Pakistan launches major strike at Taliban hideouts

A pall of smoke and debris rises from the ground during a bombardment by Pakistan's paramilitary force, using heavy artillery to bombard hideouts of suspected militants during a crackdown operation Saturday in Bara Akakheil in Pakistan's tribal area of Khyber. Pakistani forces bombarded suspected militant hideouts Saturday at the start of a major offensive against Taliban fighters threatening the main city in the country's volatile northwest, officials said.

? Pakistan’s newly elected government launched the first major assault against militants in the country’s volatile northwest on Saturday, destroying a militant leader’s headquarters and shelling suspected hideouts of other fighters.

The offensive in the Khyber tribal region appeared to mark a refinement in strategy by the new government, backing its calls for peace deals in the tribal areas along the Afghan border with the threat of forceful action against militants who get out of line.

The United States said such deals were giving militants the freedom to regroup for attacks on U.S. and NATO forces in Afghanistan.

With growing militant threats to the nearby Pakistani city of Peshawar – and to the key Khyber supply route for U.S. forces in Afghanistan – Pakistan took action.

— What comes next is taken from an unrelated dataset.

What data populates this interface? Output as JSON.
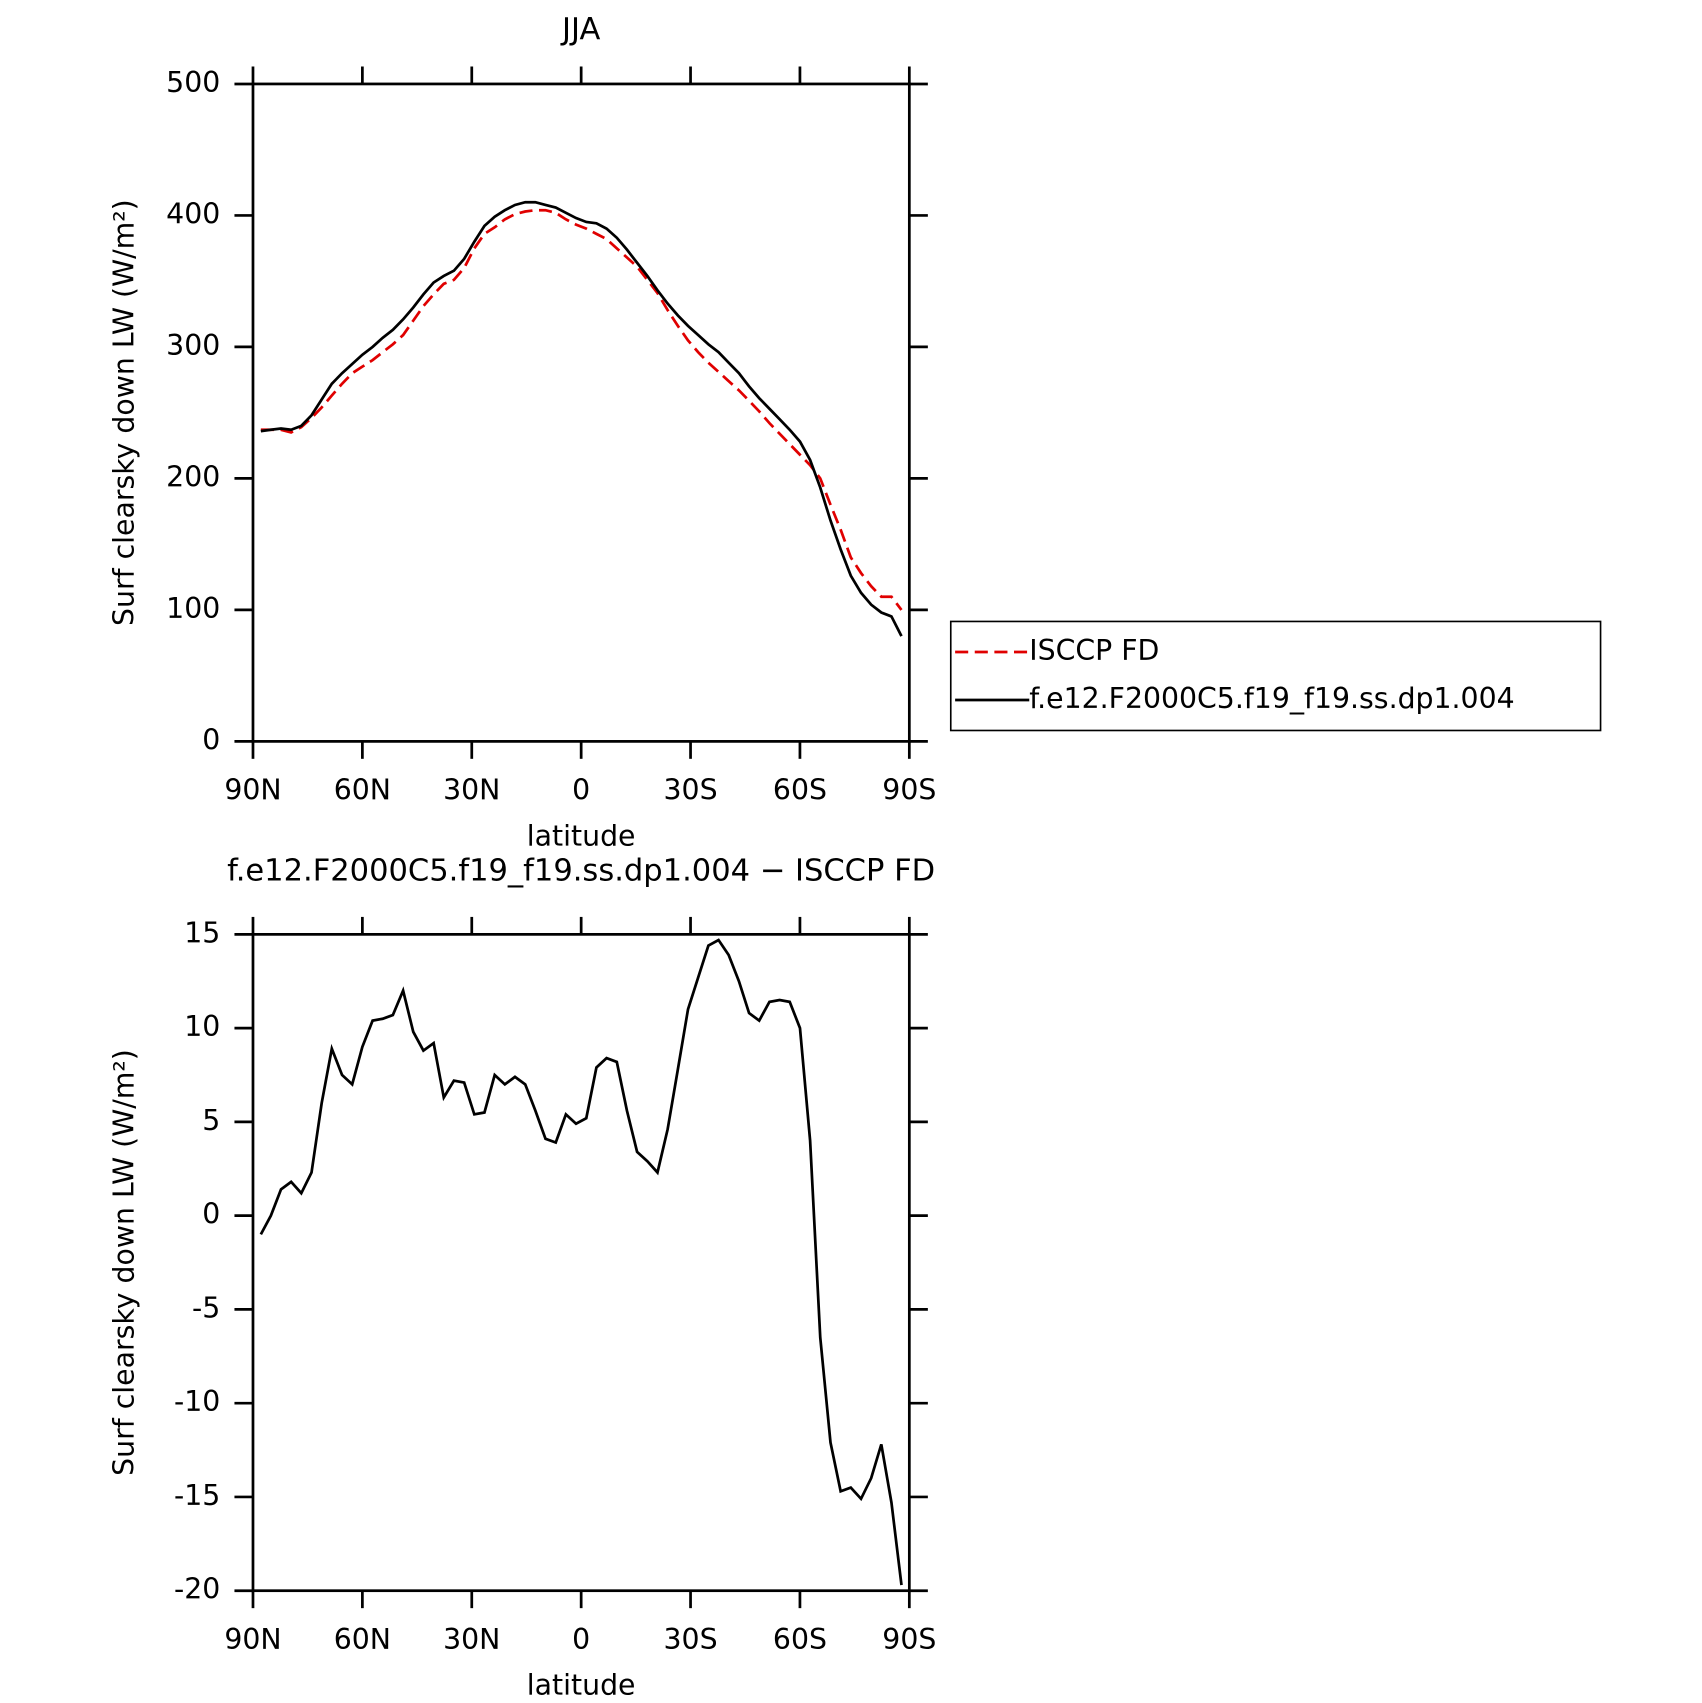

Late Friday, 700 troops from the paramilitary Frontier Corps moved into Kyber in preparation for the offensive, a round-the-clock curfew was imposed in the Bara area, and heavy contingents of troops blocked the main road from Peshawar into Kyber, local officials said.

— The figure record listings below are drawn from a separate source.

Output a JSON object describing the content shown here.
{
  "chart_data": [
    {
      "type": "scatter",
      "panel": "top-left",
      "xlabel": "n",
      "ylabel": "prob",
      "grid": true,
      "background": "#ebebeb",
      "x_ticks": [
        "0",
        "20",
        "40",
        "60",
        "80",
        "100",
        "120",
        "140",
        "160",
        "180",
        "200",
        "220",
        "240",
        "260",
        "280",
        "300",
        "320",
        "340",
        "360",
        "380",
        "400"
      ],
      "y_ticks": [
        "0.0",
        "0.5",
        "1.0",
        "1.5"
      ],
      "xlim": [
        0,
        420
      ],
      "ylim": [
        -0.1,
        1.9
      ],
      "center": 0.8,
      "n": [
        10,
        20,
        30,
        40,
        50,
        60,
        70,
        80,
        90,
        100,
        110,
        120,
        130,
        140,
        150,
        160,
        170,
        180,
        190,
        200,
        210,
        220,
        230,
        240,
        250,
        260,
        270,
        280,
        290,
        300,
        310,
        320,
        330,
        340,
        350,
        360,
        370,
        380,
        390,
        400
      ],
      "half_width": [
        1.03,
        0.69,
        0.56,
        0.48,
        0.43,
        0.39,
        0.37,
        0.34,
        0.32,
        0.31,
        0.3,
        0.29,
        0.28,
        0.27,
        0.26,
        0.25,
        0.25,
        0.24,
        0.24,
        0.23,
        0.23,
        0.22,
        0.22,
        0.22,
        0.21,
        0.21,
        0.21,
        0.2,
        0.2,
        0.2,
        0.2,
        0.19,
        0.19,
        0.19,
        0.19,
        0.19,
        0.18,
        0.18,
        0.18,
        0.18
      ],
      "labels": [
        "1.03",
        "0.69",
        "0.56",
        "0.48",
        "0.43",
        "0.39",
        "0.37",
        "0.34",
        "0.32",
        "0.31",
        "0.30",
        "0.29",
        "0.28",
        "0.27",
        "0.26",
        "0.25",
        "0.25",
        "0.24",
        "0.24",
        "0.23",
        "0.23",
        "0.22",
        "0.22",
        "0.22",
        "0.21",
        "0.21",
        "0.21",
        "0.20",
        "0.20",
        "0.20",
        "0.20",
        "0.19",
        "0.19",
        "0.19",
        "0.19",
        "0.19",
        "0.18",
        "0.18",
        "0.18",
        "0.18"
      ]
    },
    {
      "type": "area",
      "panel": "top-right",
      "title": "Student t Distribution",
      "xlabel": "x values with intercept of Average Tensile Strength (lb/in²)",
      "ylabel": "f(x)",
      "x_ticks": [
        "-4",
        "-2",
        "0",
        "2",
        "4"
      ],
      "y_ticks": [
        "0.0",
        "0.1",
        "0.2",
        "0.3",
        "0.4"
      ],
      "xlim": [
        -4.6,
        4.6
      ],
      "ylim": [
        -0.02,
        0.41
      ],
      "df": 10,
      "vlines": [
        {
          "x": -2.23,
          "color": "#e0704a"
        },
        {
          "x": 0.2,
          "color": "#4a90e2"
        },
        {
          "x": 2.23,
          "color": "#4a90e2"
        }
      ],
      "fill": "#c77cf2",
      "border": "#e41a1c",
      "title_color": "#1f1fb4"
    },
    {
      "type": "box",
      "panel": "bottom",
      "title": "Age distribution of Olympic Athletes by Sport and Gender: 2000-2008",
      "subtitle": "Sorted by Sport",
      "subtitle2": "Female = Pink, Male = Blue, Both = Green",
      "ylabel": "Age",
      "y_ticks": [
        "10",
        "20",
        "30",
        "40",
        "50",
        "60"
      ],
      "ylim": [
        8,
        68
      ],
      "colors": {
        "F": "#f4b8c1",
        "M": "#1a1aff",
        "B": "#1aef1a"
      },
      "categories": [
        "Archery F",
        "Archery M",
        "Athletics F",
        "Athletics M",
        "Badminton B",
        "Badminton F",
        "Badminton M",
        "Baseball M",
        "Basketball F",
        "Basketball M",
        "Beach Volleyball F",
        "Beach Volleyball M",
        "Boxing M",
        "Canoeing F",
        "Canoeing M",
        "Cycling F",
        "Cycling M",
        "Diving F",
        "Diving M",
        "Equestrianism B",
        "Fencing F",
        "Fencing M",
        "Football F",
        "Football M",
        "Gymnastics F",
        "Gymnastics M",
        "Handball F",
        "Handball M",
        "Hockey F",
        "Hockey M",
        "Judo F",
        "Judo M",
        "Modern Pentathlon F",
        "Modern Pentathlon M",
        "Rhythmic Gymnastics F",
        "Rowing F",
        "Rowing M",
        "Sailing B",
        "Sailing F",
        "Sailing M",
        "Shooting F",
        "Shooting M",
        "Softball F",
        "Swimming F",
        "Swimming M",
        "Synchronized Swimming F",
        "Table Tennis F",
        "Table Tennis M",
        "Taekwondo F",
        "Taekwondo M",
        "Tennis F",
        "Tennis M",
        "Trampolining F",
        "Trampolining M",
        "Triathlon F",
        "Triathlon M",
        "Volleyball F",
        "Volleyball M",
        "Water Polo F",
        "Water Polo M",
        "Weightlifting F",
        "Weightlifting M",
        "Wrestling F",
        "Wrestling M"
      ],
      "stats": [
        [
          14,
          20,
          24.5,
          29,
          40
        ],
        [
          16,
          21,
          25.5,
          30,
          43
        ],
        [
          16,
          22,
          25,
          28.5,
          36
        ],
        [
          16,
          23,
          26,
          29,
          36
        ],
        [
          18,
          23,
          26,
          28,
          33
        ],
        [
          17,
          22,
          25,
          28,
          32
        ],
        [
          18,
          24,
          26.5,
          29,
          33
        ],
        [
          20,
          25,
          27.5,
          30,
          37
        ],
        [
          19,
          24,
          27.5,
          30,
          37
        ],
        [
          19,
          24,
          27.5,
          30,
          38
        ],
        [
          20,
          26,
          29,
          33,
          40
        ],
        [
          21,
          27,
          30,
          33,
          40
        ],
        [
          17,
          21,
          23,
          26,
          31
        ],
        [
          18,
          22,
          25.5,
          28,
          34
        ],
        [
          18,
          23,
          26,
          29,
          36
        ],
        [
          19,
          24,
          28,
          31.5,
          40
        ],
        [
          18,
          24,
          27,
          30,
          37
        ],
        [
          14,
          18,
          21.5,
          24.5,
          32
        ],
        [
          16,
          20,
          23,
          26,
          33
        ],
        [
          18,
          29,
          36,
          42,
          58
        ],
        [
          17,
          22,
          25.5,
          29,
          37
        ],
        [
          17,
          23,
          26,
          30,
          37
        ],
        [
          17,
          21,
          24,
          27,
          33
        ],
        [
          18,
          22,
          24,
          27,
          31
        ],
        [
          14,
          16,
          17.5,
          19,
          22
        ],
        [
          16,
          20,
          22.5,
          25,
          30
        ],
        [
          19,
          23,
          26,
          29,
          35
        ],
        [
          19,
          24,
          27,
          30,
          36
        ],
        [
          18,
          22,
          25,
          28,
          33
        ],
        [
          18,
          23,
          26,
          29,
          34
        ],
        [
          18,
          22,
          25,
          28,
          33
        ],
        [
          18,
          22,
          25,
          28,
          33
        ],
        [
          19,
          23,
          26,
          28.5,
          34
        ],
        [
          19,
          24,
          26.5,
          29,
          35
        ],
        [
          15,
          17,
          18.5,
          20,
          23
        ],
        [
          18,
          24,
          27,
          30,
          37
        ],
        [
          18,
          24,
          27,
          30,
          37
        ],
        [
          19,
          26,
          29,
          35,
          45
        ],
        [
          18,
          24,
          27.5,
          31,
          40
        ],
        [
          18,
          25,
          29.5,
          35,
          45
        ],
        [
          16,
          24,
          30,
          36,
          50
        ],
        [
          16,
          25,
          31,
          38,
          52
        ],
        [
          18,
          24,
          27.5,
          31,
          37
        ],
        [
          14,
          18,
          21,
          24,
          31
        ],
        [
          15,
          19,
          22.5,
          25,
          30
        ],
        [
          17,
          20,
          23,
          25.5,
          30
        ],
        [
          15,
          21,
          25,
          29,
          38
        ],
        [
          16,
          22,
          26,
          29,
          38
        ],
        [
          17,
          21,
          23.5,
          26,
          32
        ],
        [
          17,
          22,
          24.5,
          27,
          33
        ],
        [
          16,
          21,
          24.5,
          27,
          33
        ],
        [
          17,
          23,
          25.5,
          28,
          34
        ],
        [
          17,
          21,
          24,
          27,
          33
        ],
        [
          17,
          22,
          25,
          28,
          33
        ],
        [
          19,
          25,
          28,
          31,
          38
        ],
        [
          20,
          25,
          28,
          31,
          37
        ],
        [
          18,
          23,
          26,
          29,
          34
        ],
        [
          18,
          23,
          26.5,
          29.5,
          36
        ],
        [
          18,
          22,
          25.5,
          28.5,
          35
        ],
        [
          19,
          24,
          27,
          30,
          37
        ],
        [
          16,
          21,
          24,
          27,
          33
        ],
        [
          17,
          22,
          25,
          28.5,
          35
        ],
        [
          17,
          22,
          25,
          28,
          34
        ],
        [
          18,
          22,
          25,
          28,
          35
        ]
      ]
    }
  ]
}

By Saturday afternoon, the Frontier Corps began shelling suspected militant hide-outs in the mountains, local official Muhammad Siddiq Khan said.

Authorities blew up the headquarters of militant leader Menghal Bagh in a scene broadcast on national television. Bagh fled to the remote Tirah Valley along the Afghan border, a military intelligence official in the frontier said, speaking on condition of anonymity because identifying himself would compromise his work.

In recent weeks, Bagh’s fighters waged attacks in Peshawar in what provincial officials say was an attempt to prove they wield influence outside the tribal regions and to intimidate the population. Bagh’s followers also have been accused of threatening supply convoys bound for coalition troops in Afghanistan.

Maj. Gen. Alam Khattak, head of the Frontier Corps, said his troops destroyed three militant centers in Bara and killed one attacker in the operation, which was expected to last up to a week.

“We have occupied, captured all important heights, and we have taken control of the area,” he said. Hinting the offensive would not be last, he said, “Other pockets of resistance and crime will also be visited.”

The operation was also expected to target Haji Namdar, whose Vice and Virtue Movement is suspected of attacks against coalition soldiers in Afghanistan.